20/10/2012
Foto Ansa.
Il big-match in numeri. Meglio, in soldoni. Juventus e Napoli, due corazzate. In classifica, ma non solo. Club che valgono montagne di quattrini, secondo i canoni del calcio contemporaneo. Poi, ognuno ha la sua strategia. Chi spende e spande, chi fa attenzione al bilancio. In comune, la necessità di una rapida risalita.
Il Napoli era finito in quella che allora si chiamava ancora C1, distrutto da gestioni disastrose, che avevano condotto al baratro del fallimento. Un primo tentativo, andato a vuoto.
Quindi, il salto in B. E poi in serie A, il posto che spettava. Fino a risalire la china delle gerarchie: in pochi anni, dalla C1 alla Champions League, un miracolo calcistico targato Aurelio De Laurentiis. Altre vicende, quelle di marca juventina. Questioni connesse a Calciopoli, altrimenti conosciuta come Moggiopoli. La retrocessione in B, prima di tornare in alto, alla Champions League, quindi alla conquista dello scudetto.
E’ stata dura, per entrambi. Rapida risalita, coronata dal successo.
E ora, una sfida dal sapore di scudetto. Ci sono arrivati in maniera differente, soprattutto dal punto di vista dei bilanci. Prima di Calciopoli, occhio attento ai conti: ben 7 bilanci consecutivi in utile.
Col senno di poi, la strategia non faceva una piega: per vincere si puntava su ben altro. Dopo di allora, un’irrinunciabile necessità: spendere per tornare a vincere. E così, niente più attivi di bilancio, piuttosto spese ingenti sul mercato, fino ai – 95,4 milioni di due anni fa, poi dimezzati lo scorso anno. Grandi investimenti sul mercato, ma pure in campo immobiliare: innanzitutto il nuovo stadio di proprietà, prima dell’autentica cittadella dello sport che verrà.

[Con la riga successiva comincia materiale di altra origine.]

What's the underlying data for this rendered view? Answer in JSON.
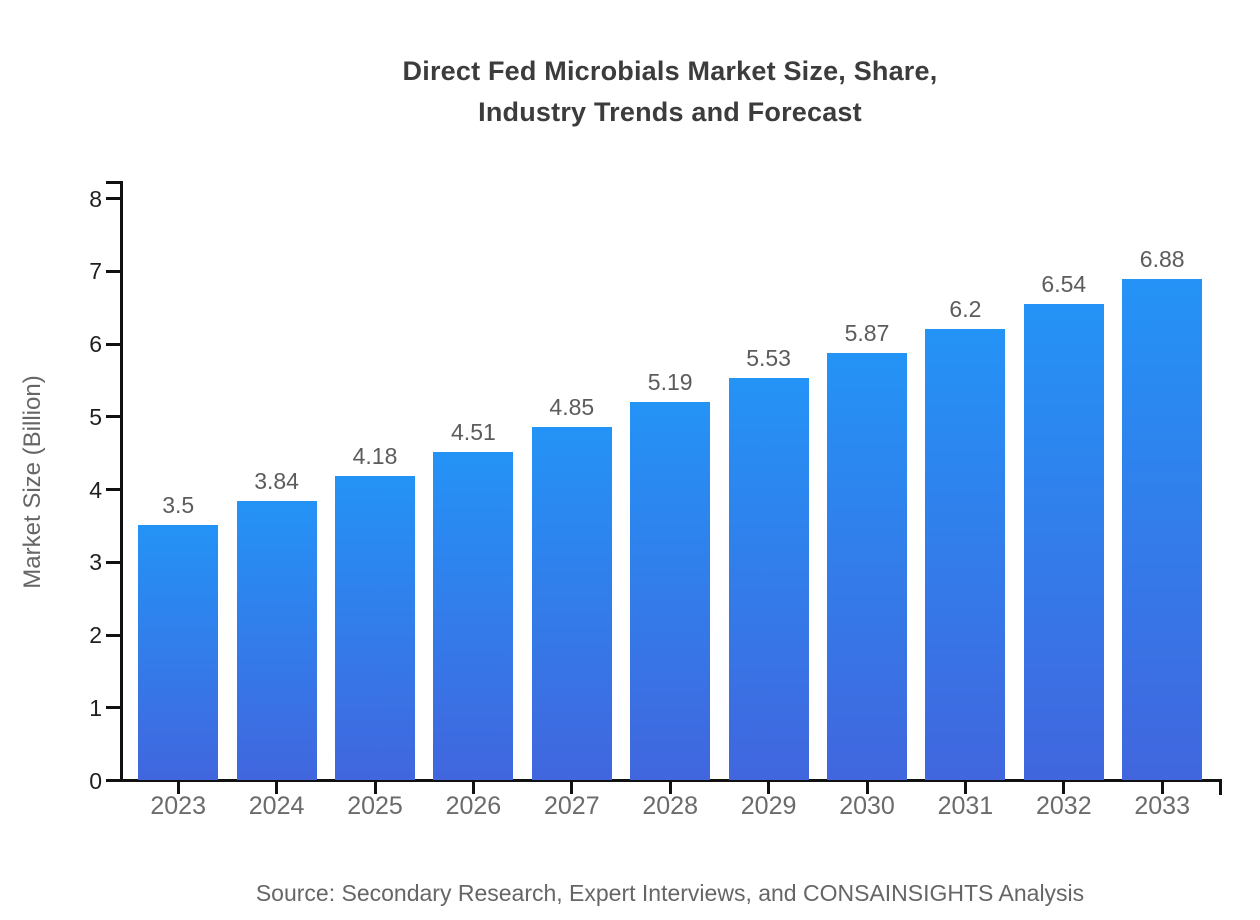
{
  "page": {
    "background": "#ffffff"
  },
  "title": {
    "line1": "Direct Fed Microbials Market Size, Share,",
    "line2": "Industry Trends and Forecast"
  },
  "source_note": "Source: Secondary Research, Expert Interviews, and CONSAINSIGHTS Analysis",
  "chart_data": {
    "type": "bar",
    "title": "Direct Fed Microbials Market Size, Share, Industry Trends and Forecast",
    "categories": [
      "2023",
      "2024",
      "2025",
      "2026",
      "2027",
      "2028",
      "2029",
      "2030",
      "2031",
      "2032",
      "2033"
    ],
    "values": [
      3.5,
      3.84,
      4.18,
      4.51,
      4.85,
      5.19,
      5.53,
      5.87,
      6.2,
      6.54,
      6.88
    ],
    "value_labels": [
      "3.5",
      "3.84",
      "4.18",
      "4.51",
      "4.85",
      "5.19",
      "5.53",
      "5.87",
      "6.2",
      "6.54",
      "6.88"
    ],
    "xlabel": "",
    "ylabel": "Market Size (Billion)",
    "ylim": [
      0,
      8
    ],
    "y_ticks": [
      0,
      1,
      2,
      3,
      4,
      5,
      6,
      7,
      8
    ],
    "grid": false,
    "legend": "none",
    "colors": {
      "bar_gradient_top": "#2493f6",
      "bar_gradient_bottom": "#4166de",
      "axis": "#111111",
      "y_tick_label": "#1f1f1f",
      "category_label": "#6b6b6b",
      "value_label": "#5c5c5c",
      "title": "#3c3c3c",
      "muted_text": "#666666"
    }
  }
}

Lo Juventus Stadium, una specie di gallina dalle uova d’oro: se da un anno all’altro le perdite si sono dimezzate, il merito è dell’investimento più oculato, proprio quello relativo allo stadio.
Altra storia, quella del Napoli. I problemi li ha avuti subìto, quando è finito all’inferno. C’è dovuto restare per due stagioni, prima di tornare quanto meno in B: e De Laurentiis, che aveva investito per mettere le mani sul club, è stato costretto a sborsare altri quattrini (un po’ di soldi da spendere, contributi quasi pari a zero: in terza serie, niente ricchi diritti televisivi et similia).
Imboccata la strada del ritorno in alto, la musica è cambiata. Mercato ricco, spesso e volentieri. Ma sempre con un occhio (o qualcosa in più) ai conti. Cinque bilanci in attivo, uno in fila all’altro: si parte dalla stagione 2006-2007: 1.416.976 euro di attivo. Si continua poi, annata dopo annata: + 11.911.041 nella stagione successiva, quindi + 10.934.520, +343.686, fino all’ultimo, che vale oltre 4 milioni di euro. E non è detto che sia finita qui. Tornato tra i grandi, ma senza svenarsi: la scalata del Napoli.
Foto Ansa.
Certo, poi i conti tornano, come sempre. La Juve ha speso di più, il Napoli molto meno. La Juve ha una rosa più ricca (come valore di mercato dei suoi giocatori) rispetto al Napoli.
I conti li fanno gli esperti, quelli che del calciomercato conoscono tutto, cifre comprese. E dicono tutto, naturalmente. La Juve ha investito, il risultato è sotto gli occhi di tutti.
Nessuno come la Juve nel calcio italiano: il valore di mercato dei suoi calciatori è pari a 307 milioni e 200mila euro, un dato di gran lunga superiore anche a quello fatto registrare dalle altre grandi, milanesi in testa (230 milioni per il Milan, quasi 220 per l’Inter).
Il confronto col Napoli, poi, è quanto mai eloquente. Il valore dei calciatori azzurri non arriva a 200 milioni: per la precisione, è pari a 190 milioni (quarto club di A nella speciale graduatoria). Differenza enorme, che non si traduce in punti in classifica.
La Juve vale di più, ma è affiancata dal Napoli. A dar retta ai numeri (anzi, ai soldi), non dovrebbe esserci partita. A guardare la classifica, sarà un big-match. Perché i numeri (e i soldi) contano, ma non sempre bastano.